1. They recognized the consequences of a sinful world. Since Cain’s murder of his brother Abel in a jealous rage history confirms we live in a fallen world. The merciful character of God has provided a redemptive alternative, but His moral nature does not allow coercive manipulation of choices by those who inflict injustice and are committed to the destruction of those who do not conform to power structures and imposed ideologies.
2. They reflected confidence in a sovereign God. The New Testament church in Jerusalem affirmed their belief in a God who made the heavens and earth and everything in them, including those who were wrecking havoc and threatening their peace and security. They continued their prayer in Acts 4:27-28 to remind God:
“For truly in this city there were gathered together against your holy
servant Jesus, whom you anointed, both Herod and Pontius Pilate, along
with the Gentiles and the peoples of Israel, to do whatever your hand
and your plan had predestined to take place.”
The greatest tragedy to occur in the world was not the massacres carried out by angry Muslims or a terrorist attack on the U.S. on September 11, 2001. The most heinous injustice occurred when the sinless Son of God was betrayed and crucified by an conspiracy of Jews and Gentiles and the unlikely alliance of political adversaries, Herod and Pontius Pilate. But this did not take God by surprise. The church acknowledged that God not only knew this would happen, He planned for it to fulfill His purpose of bringing redemption to a lost world.
3. Therefore, they renewed their commitment to a saving word. They did not ask God to remove the threats and harassment they were experiencing, so they could live in peace and prosperity. They did not pray that God would destroy their adversaries and create an environment in which they could propagate the gospel without danger or retribution. They concluded their petition in Acts 4:29:
“And now Lord, look upon their threats and grant to your servants to continue to speak your word with all boldness.”

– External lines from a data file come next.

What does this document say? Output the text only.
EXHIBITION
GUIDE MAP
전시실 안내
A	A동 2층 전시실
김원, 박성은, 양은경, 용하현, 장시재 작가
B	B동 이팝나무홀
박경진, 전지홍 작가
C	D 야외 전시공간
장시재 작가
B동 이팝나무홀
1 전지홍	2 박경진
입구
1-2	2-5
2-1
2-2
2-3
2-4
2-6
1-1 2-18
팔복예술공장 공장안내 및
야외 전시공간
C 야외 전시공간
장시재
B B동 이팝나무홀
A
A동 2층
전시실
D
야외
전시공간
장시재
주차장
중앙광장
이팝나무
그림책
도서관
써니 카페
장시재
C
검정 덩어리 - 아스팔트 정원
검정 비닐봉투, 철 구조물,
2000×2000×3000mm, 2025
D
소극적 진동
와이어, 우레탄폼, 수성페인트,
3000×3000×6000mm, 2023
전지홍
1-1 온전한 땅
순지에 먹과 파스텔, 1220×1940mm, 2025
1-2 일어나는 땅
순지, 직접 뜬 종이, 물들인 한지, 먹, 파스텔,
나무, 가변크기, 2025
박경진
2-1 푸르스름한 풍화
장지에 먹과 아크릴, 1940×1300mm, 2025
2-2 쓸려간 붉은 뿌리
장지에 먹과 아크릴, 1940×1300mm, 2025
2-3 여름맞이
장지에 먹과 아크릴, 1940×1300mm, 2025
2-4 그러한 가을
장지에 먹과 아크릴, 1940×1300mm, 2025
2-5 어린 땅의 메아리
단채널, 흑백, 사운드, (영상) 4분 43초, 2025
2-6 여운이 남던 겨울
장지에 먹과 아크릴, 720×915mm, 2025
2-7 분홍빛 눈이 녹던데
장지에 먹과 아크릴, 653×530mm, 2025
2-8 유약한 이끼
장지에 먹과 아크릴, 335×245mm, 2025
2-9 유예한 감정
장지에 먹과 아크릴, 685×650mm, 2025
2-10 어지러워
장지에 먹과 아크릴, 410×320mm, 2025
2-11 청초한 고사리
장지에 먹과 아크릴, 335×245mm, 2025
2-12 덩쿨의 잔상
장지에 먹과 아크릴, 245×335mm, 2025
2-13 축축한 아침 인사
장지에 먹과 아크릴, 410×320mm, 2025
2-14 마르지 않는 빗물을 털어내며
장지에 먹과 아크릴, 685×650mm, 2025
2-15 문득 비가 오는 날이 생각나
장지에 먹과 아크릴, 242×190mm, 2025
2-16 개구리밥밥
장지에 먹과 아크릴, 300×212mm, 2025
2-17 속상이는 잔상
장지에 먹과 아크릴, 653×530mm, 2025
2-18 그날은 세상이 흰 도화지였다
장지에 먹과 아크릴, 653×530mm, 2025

Confident that Jesus was the answer, they prayed for boldness to proclaim the good news of hope and salvation, even in the face of personal risk and danger. The church today needs to follow the example of earlier believers and understand biblical realities of being hated and persecuted for the sake of Christ. Yet, rather than responding with paranoia and fear of ISIS lone wolf enemies among us and the spread of global terrorism, we should engage the threat with the most powerful weapon supplied by our divine leader–to love our enemies and a bold, positive witness of a living Savior.